Metamath Proof Explorer


Theorem ltrnateq

Description: If any atom (under W ) is not equal to its translation, so is any other atom. (Contributed by NM, 6-May-2013)

Ref Expression
Hypotheses ltrn2eq.l
|- .<_ = ( le ` K )
ltrn2eq.a
|- A = ( Atoms ` K )
ltrn2eq.h
|- H = ( LHyp ` K )
ltrn2eq.t
|- T = ( ( LTrn ` K ) ` W )
Assertion ltrnateq
|- ( ( ( K e.

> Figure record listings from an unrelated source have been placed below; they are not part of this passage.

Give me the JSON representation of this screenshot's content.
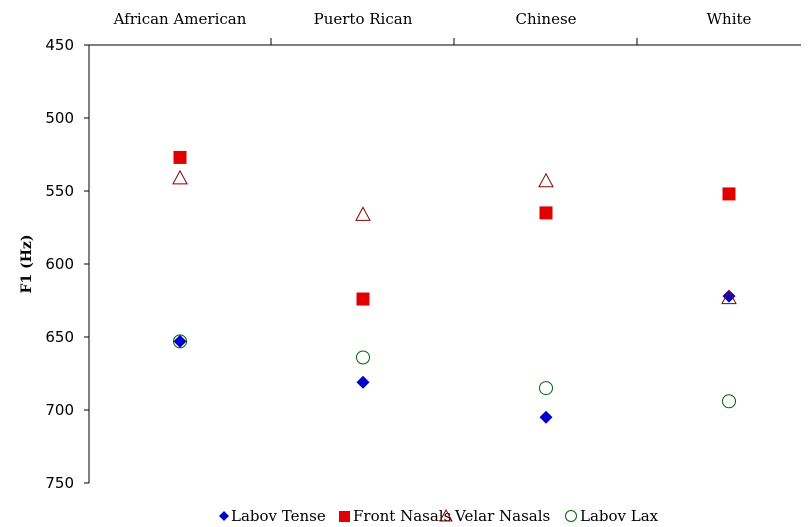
{
  "chart_data": {
    "type": "scatter",
    "categories": [
      "African American",
      "Puerto Rican",
      "Chinese",
      "White"
    ],
    "ylabel": "F1 (Hz)",
    "ylim": [
      450,
      750
    ],
    "y_inverted": true,
    "yticks": [
      "450",
      "500",
      "550",
      "600",
      "650",
      "700",
      "750"
    ],
    "category_axis_position": "top",
    "grid": false,
    "legend_position": "bottom",
    "series": [
      {
        "name": "Labov Tense",
        "marker": "filled-diamond",
        "color": "#0000CC",
        "values": [
          653,
          681,
          705,
          622
        ]
      },
      {
        "name": "Front Nasals",
        "marker": "filled-square",
        "color": "#E00000",
        "values": [
          527,
          624,
          565,
          552
        ]
      },
      {
        "name": "Velar Nasals",
        "marker": "hollow-triangle",
        "color": "#8B0000",
        "values": [
          541,
          566,
          543,
          623
        ]
      },
      {
        "name": "Labov Lax",
        "marker": "hollow-circle",
        "color": "#006400",
        "values": [
          653,
          664,
          685,
          694
        ]
      }
    ]
  }
}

HL /\ W e. H ) /\ ( F e. T /\ ( P e. A /\ -. P .<_ W ) /\ ( Q e. A /\ -. Q .<_ W ) ) /\ ( F ` P ) = P ) -> ( F ` Q ) = Q )

Proof

Step Hyp Ref Expression
1 ltrn2eq.l
 |-  .<_ = ( le ` K )
2 ltrn2eq.a
 |-  A = ( Atoms ` K )
3 ltrn2eq.h
 |-  H = ( LHyp ` K )
4 ltrn2eq.t
 |-  T = ( ( LTrn ` K ) ` W )
5 1 2 3 4 ltrn2ateq
 |-  ( ( ( K e. HL /\ W e. H ) /\ ( F e. T /\ ( P e. A /\ -. P .<_ W ) /\ ( Q e. A /\ -. Q .<_ W ) ) ) -> ( ( F ` P ) = P <-> ( F ` Q ) = Q ) )
6 5 biimp3a
 |-  ( ( ( K e. HL /\ W e. H ) /\ ( F e. T /\ ( P e. A /\ -. P .<_ W ) /\ ( Q e. A /\ -. Q .<_ W ) ) /\ ( F ` P ) = P ) -> ( F ` Q ) = Q )